Many of these data centers being planned are in the process of securing permits and grid interconnection rights. Those interconnection rights are scarce and valuable; if a data center gets stranded, policymakers should consider purchasing those rights and incentivizing new businesses or manufacturing industries to build on that land and take advantage of those rights. Doing so would provide offtake for nearby energy assets and avoid displacing their costs onto other ratepayers. That being said, new users of that land may not be able to pay anywhere near as much as hyperscalers could for interconnection or for power. Policymakers seeking to capture value from stranded interconnection points must ensure that new projects pencil out at a lower price point.

Policymakers should also consider backstopping the development of critical and innovative energy projects and the firms contracted to build them. I mean this in the most expansive way possible: Policymakers should not just backstop the completion of the solar and storage assets built to serve new load, but also provide exigent purchase guarantees to the firms that are prototyping the flow batteries, supercapacitors, cooling systems, and uninterruptible power systems that data center developers are increasingly interested in. Without these interventions, a market correction would otherwise destroy the value of many of those projects and the earnings potential of their developers, to say nothing of arresting progress on incredibly promising and commercializable technologies.

Policymakers can capture long-term value for the taxpayer by making investments in these distressed projects and developers. This is already what the New York Power Authority has done by taking ownership and backstopping the development of over 7 gigawatts of energy projects ― most of which were at risk of being abandoned by a private sponsor.

The market might not immediately welcome risky bets like these. It is unclear, for instance, what industries could use the interconnection or energy provided to a stranded gigawatt-scale data center. Some of the more promising options ― take aluminum or green steel ― do not have a viable domestic market. Policy uncertainty, tariffs, and tax credit changes in the One Big Beautiful Bill Act have all suppressed the growth of clean manufacturing and metals refining industries like these. The rest of the economy is also deteriorating. The fact that the data center boom is threatened by, at its core, a lack of consumer demand and the resulting unstable investment pathways is itself an ironic miniature of the U.S. economy as a whole.

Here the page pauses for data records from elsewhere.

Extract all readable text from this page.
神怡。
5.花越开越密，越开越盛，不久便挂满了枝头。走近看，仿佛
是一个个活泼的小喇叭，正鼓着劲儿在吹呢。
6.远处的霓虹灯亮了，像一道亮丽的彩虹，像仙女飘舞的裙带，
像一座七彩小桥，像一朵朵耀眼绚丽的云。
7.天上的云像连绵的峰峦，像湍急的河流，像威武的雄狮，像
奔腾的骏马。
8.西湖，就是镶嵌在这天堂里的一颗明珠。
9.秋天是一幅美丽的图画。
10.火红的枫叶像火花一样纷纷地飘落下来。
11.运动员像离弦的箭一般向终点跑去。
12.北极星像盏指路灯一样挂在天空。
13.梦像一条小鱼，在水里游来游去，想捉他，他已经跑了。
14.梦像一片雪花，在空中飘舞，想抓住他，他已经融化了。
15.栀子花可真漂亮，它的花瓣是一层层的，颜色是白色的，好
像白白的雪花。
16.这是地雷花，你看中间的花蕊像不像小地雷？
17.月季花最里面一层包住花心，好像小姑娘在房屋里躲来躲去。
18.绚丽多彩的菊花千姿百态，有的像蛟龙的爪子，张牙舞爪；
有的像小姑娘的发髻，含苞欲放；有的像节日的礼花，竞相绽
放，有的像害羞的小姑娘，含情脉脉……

As analysts at Employ America put it, “The losses in a [tech sector] bust will simply be too large and swift to be neatly offset by an imminent and symmetric boom elsewhere. Even as housing and consumer durables ultimately did well following the bust of the 90s tech boom, there was a one- to two-year lag, as it took time for long-term rates to fall and investors to shift their focus.” This is the issue with having only one growth sector in the economy. And without a more holistic industrial policy, we cannot spur any others.

Questions like these ― questions about what comes next ― suggest that the messy details of data center project finance should not be the sole purview of investors. After all, our exposure to the sector only grows more concentrated by the day. More precisely mapping out how capital flows through the sector should help financial policymakers and industrial policy thinkers understand the risks of a market correction. Political leaders should be prepared to tackle the downside distributional challenges raised by the instability of this data center boom ― challenges to consumer wealth, public budgets, and our energy system.

This sparkling sector is no replacement for industrial policy and macroeconomic investment conditions that create broad-based sources of demand growth and prosperity. But in their absence, policymakers can still treat the challenge of a market correction as an opportunity to think ahead about the nation’s industrial future.